Читайте также:
|
|
Классик этнографической науки Э. Тэйлор когда-то пожелал исследователям учитывать тенденцию человеческого ума "исчерпывать универсум" — познать и представить мир абсолютно упорядоченным. И именно архетип упорядочивания Юнг считает центральным архетипом, который символически представляется в разных вицах, в том числе в виде круга как одного из проявлений "четверичности" — фундаментальной, по мнению психолога, предпосылки всякого суждения о целостности."Когда, например, судят о целостности горизонта, то говорят о четырех сторонах света. Всегда речь вдет о четырех основных элементах, о четырех примитивных качествах, о четырех кастах в Индии, о четырех путях духовного развития в буддизме...Идеальная завершенность выражается кругом; в круге минимально возможное расчленение — четыре." (Число 4 столь часто повторяется в искусстве палеолита, что потребовало специальных осмыслений — и здесь археологи и психологи сошлись во мнении, что это число есть символ статической устойчивости, целостности.)

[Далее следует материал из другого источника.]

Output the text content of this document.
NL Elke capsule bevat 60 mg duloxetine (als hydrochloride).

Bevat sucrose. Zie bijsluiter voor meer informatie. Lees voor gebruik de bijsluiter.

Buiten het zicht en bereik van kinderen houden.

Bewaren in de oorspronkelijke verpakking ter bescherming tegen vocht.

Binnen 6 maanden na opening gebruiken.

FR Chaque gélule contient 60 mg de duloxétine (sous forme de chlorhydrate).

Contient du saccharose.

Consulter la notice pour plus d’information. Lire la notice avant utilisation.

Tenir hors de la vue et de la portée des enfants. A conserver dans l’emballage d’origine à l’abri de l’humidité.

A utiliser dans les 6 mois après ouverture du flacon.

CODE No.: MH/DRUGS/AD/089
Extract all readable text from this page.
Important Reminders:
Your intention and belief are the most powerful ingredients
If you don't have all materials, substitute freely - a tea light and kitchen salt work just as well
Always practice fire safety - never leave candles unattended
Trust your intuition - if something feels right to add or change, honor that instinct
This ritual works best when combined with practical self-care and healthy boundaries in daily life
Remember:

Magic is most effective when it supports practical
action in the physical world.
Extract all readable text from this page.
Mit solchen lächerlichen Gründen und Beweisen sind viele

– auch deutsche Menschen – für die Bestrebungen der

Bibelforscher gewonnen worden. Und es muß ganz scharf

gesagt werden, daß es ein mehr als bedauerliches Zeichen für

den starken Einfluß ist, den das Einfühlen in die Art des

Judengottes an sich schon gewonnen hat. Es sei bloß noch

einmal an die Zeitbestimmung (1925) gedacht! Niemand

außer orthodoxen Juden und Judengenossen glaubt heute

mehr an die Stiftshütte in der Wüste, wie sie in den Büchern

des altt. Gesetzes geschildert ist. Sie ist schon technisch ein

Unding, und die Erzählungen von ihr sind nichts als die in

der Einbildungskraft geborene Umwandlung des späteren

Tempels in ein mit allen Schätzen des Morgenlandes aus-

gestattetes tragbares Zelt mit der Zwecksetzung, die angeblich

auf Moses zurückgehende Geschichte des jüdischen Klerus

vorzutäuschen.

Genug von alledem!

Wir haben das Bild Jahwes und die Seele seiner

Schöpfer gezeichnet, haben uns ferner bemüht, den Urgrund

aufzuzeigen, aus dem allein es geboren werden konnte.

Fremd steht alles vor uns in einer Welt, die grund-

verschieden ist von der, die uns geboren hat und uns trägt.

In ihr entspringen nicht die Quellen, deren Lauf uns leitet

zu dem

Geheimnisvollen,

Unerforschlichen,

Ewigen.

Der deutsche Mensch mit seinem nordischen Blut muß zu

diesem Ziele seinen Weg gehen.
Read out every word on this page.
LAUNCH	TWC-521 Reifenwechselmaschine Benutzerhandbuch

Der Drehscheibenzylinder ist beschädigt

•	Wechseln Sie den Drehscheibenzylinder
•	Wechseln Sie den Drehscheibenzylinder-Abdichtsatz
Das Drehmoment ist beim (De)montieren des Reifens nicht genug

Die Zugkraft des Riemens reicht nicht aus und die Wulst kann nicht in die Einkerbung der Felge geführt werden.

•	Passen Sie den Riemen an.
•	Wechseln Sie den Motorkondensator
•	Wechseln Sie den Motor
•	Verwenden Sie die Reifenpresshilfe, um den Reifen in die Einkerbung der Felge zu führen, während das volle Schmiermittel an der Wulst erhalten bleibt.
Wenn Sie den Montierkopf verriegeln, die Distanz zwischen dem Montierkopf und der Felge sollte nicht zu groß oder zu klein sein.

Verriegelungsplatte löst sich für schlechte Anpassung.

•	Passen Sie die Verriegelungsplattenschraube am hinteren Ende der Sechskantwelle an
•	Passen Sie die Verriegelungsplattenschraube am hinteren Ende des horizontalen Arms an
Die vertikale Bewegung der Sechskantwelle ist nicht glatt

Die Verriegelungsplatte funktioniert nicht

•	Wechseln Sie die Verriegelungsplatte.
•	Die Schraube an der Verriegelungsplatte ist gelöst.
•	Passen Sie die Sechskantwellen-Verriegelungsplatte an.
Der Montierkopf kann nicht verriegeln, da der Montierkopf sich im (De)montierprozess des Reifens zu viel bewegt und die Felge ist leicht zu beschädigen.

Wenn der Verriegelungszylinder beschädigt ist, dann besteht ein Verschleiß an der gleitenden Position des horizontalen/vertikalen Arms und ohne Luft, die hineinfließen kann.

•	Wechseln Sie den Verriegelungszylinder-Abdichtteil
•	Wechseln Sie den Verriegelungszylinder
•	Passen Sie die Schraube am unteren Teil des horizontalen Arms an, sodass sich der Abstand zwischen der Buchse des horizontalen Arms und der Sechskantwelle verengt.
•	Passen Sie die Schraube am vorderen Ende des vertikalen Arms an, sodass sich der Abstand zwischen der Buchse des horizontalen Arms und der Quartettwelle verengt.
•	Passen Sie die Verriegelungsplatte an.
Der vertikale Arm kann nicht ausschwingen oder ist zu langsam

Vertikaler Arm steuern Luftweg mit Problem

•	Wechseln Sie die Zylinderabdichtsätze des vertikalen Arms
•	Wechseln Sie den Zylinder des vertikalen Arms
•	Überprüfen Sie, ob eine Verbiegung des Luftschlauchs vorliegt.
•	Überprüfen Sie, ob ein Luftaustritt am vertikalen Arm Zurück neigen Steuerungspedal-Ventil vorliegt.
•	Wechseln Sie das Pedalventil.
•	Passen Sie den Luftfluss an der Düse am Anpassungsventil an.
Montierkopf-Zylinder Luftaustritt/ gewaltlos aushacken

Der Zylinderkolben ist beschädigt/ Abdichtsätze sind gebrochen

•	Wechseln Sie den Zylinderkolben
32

Древнекаменный век не знал овеществленного круга — колеса, как принято считать, потому, что интеллектуально не дорос до его изобретения. Конечно, после того, как выяснилось, что интеллект каменного века открыл даже секрет выпрямления мамонтовых бивней (такие бивни были найдены при раскопках палеолитического погребения Сунгирь близ Владимира), говорить о том, что он не мог дорасти до идеи колеса, весьма затруднительно. Колеса не знали и создатели поражающих воображение неолитических, по своей сути, цивилизаций Нового Света, хотя изображения круга там встречаются повсеместно. Так что причины бесколесности, видимо, перспективней искать не в интеллектуальной недостаточности человека палеолита, а в ненужности колеса прагматике эпохи. Тем более, что сама идея круга, начиная с древнейших, даже досапиенсных, времен, была представлена в культурах древнекаменного века. В одной из "медвежьих пещер" во Франции было найдено пять медвежьих черепов, выложенных по кругу, в другой такой же пещере по кругу было расставлено восемь черепов. Погребение неандертальского мальчика Тешик-таш в Средней Азии, открытое А. Окладниковым, завершалось специально по кругу выложенными рогами оленя. А одно из древнейших известных науке изображений — две строго перпендикулярные линии, пересекающие круглую гальку — сделано неандертальцем. Поднимемся вверх по ступеням истории, в древнекаменный век эпохи Сапиенса. В том же палеолитическом погребении Сунгирь были найдены костяные диски, просверленные посредине. От этого сквозного отверстия отходят семь лучей, каждый из которых образован четырьмя высверленными круглыми углублениями. Число 7 — одно из наиболее часто проявляющихся в орнаментальном ритме искусства палеолита, и исследователи — по аналогии с традиционными культурами — связывают его с исчислением времени по фазам Луны, то есть с сакральным процессом структурирования Времени. И трудно отмахнуться от мысли о неслучайности совпадений сакральных чисел 4 и 7, сходящихся в единый центр круга — или исходящих своими священными ритмами из первичного "пракруга".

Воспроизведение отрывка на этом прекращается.